Lo tsunami in Indonesia ha sorpreso i sismologi
Il tipo di terremoto che lo ha generato di solito non produce onde così grandi
Sismologi e geologi stanno cercando di capire come il terremoto nelle vicinanze dell’isola di Sulawesi, Indonesia, abbia potuto produrre uno tsunami di grandi dimensioni, che ha portato alla devastazione della città di Palu. Terremoti come quello del 28 settembre scorso – di magnitudo 7.4 – raramente generano ondate consistenti spostando grandi quantità d’acqua, e per questo i ricercatori sono alla ricerca di informazioni per capire qualcosa di più. Dati e nuovi modelli potrebbero consentire di effettuare migliori valutazioni del rischio, riducendo il numero di morti nel caso di futuri terremoti con magnitudo simile a quello della settimana scorsa, che ha causato la morte di oltre 1.200 persone.
Il terremoto in Indonesia è stato prevalentemente orizzontale: la parte a est della faglia si è mossa verso nord, rispetto alla parte a ovest.
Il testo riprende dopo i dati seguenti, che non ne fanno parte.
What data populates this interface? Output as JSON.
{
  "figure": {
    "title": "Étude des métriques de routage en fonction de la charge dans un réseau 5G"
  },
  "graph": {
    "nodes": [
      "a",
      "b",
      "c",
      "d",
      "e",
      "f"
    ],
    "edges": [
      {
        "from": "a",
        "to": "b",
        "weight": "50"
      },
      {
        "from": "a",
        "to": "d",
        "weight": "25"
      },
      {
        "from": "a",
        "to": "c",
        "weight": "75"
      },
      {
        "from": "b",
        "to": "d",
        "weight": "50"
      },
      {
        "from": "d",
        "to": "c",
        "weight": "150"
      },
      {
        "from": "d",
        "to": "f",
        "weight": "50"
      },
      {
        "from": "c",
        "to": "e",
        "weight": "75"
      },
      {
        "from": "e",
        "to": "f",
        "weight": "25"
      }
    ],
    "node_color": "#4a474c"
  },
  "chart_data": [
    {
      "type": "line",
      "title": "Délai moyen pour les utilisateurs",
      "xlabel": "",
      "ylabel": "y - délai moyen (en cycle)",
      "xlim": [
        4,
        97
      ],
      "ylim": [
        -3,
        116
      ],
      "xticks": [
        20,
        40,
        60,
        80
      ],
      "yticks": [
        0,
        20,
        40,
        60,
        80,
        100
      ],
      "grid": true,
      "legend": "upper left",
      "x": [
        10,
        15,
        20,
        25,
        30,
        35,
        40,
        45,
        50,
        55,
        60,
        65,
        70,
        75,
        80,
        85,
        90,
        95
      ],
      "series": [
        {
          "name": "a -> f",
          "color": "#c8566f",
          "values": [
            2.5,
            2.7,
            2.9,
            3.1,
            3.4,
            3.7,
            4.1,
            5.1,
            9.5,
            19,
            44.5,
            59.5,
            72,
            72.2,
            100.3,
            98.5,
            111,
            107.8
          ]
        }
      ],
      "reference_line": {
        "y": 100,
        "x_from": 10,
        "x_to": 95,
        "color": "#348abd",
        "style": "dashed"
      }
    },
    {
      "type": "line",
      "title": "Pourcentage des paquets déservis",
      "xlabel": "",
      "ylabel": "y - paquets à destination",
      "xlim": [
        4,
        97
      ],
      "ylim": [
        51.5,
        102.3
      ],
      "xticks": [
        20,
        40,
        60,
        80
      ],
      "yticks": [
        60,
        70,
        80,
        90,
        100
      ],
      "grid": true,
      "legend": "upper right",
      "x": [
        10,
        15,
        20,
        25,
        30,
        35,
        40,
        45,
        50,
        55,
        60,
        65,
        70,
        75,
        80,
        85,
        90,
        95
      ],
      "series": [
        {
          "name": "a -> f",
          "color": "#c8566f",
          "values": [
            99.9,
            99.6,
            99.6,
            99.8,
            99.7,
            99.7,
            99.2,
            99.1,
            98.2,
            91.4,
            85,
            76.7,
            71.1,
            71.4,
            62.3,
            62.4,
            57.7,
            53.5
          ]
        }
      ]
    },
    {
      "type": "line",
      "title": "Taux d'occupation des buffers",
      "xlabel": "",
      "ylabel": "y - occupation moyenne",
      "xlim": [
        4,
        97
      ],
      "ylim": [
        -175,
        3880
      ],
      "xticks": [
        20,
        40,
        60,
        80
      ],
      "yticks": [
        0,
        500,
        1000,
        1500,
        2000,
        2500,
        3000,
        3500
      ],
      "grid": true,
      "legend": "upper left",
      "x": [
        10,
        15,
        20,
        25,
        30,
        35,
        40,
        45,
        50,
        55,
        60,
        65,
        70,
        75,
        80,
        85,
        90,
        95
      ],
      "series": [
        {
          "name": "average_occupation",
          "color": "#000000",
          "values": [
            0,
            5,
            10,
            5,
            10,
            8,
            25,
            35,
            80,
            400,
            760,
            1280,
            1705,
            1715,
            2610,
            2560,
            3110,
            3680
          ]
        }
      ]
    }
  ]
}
Questo scorrimento ha prodotto una scossa ondulatoria, diversa da quella sussultoria che si verifica invece quando un lato della faglia si muove verticalmente verso l’alto rispetto all’altra sua parte. Solitamente gli tsunami si verificano in seguito a spostamenti verticali intorno alla faglia: il movimento del fondale verso l’alto sposta la grande colonna d’acqua che lo sovrasta, producendo poi le onde che si propagano dalla zona dell’epicentro del terremoto, fino a quando non trovano le coste a ostacolare il loro percorso.
In alcune circostanze anche una scossa ondulatoria può produrre uno tsunami, ma finora non si pensava che potesse generare uno tsunami con onde alte fino a 6 metri, come quelle che si stima abbiano raggiunto la costa di Palu. I sismologi stimano che lo spostamento sul fondale sia stato di circa mezzo metro, sufficiente per generare uno tsunami, ma non di dimensioni così grandi. Quindi che cosa è successo?
Una risposta certa non esiste ancora, ma molti sismologi concordano sul fatto che possa esserci stato un concorso di cause. L’ipotesi è che la scossa intensa abbia generato una grande frana sul fondale marino, che avrebbe contribuito a spostare una massa d’acqua molto grande, in direzione di Palu. La città si trova inoltre al fondo di una profonda insenatura, cosa che potrebbe avere contributo ad amplificare gli effetti dello tsunami, come ipotizza anche l’Istituto Nazionale di Geofisica e Vulcanologia italiano.
Seppure molto condivisa, quella formulata finora rimane un’ipotesi e saranno necessarie settimane prima di avere conferme, grazie alle osservazioni e ai dati raccolti nella zona. Ed è proprio la mancanza di strumenti adeguati a complicare il lavoro dei sismologi. In Indonesia ci sono pochi sensori, soprattutto per la valutazione della propagazione degli tsunami. Per rilevare la presenza degli tsunami, il governo indonesiano utilizza sismografi, dispositivi GPS e rilevatori di marea, che però forniscono misure approssimative e insufficienti.
Per fare un confronto: gli Statu Uniti utilizzano 39 sensori collocati sul fondo dell’oceano Pacifico per rilevare cambiamenti di pressione, anche molto limitati, sul fondale e che potrebbero indicare il passaggio di uno tsunami. I dati vengono incrociati con altre informazioni, consentendo un monitoraggio in tempo reale delle ondate.